For the charged arginine analog, the ability to form hydrogen bonds appears to be a critical determinant for the solvation cost. As illustrated in Fig. 7, the total number of paired hydrogen bonds for arginine is almost constant for all positions, but the groups to which the hydrogen bonds are formed varies somewhat. The hydrogen bonds are plotted for a system with a high mass fraction of proteins, but the same results are found in all tested setups.

Fig. 7. — Chemical surrounding of the analogs evaluated by cumulative radial distribution functions around the analog mass center with 3-Å cutoff. (*Upper*) Shown is the increasing number of water molecules and the close-to-constant amount of protein and lipids surrounding arginine for different mass fractions of mixed helices. (*Lower*) Displayed are corresponding values for leucine. The low amount of lipids close to leucine is an effect of the almost spherical analog geometry combined with a short cutoff.

Retained Hydration Explains the Low Solvation Cost.

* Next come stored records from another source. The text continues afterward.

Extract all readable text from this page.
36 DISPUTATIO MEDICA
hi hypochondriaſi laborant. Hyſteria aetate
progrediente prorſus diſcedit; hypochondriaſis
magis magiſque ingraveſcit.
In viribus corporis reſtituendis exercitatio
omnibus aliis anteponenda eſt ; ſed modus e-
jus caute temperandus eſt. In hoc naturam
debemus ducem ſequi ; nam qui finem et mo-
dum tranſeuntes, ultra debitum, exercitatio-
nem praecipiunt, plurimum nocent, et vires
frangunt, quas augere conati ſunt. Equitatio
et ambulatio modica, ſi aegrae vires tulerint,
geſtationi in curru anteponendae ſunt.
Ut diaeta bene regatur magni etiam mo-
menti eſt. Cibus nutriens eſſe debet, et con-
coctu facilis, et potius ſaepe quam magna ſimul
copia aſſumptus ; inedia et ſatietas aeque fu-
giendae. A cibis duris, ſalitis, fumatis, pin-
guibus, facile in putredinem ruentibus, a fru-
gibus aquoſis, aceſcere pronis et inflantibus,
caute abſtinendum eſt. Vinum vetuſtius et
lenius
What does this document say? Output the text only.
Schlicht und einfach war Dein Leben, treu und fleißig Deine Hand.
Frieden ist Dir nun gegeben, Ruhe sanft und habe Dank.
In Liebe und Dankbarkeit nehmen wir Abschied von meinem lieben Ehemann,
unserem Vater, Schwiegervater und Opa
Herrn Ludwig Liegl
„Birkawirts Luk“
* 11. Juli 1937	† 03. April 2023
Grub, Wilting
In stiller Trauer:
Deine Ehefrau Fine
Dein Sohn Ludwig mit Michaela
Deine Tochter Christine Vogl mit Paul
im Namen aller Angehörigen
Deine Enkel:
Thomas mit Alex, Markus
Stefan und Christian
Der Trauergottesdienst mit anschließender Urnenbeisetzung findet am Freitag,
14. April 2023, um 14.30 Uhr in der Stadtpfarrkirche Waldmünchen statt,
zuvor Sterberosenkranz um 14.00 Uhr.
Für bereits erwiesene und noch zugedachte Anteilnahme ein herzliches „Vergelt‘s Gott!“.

To further evaluate the local chemical surrounding for the amino acid analogs, cumulative radial distributions of molecules around the mass center were calculated, and different setups compared with a 3-Å cutoff. These calculations confirm the main feature that whereas leucine is dehydrated inside the membrane, arginine keeps a hydration shell even when placed in the very center of the membrane. When further identifying the different neighbor constituents, the fraction of helical proteins increases (as expected) with the mass fraction of helices in the membrane, whereas the number of lipid neighbors decreases. However, the total amount of proteins and lipids is almost constant for all setups, whereas the amount of water inside the membrane increases with higher mass fraction of protein, as illustrated for systems with mixed helices in Fig. 7. The helices thus seem to facilitate for arginine to retain its hydration by pulling in water. This is confirmed by a virtually constant number of hydrogen bonds formed by an arginine analog when placed in different positions in a membrane with 40% mass fraction protein (Fig. 8). Thus, just as for pure bilayers, the solvation cost appears to be predominantly entropic (13). Fig. 6 also shows the radial distribution around leucine, which completely lacks hydration in the membrane core, independently of the number of inserted helices. The possible decrease in solvation free energy for leucine in bilayers with high protein mass fractions could be due to a general perturbation of the membrane and the associated extra space, which makes solvation of the small leucine analog entropically more advantageous.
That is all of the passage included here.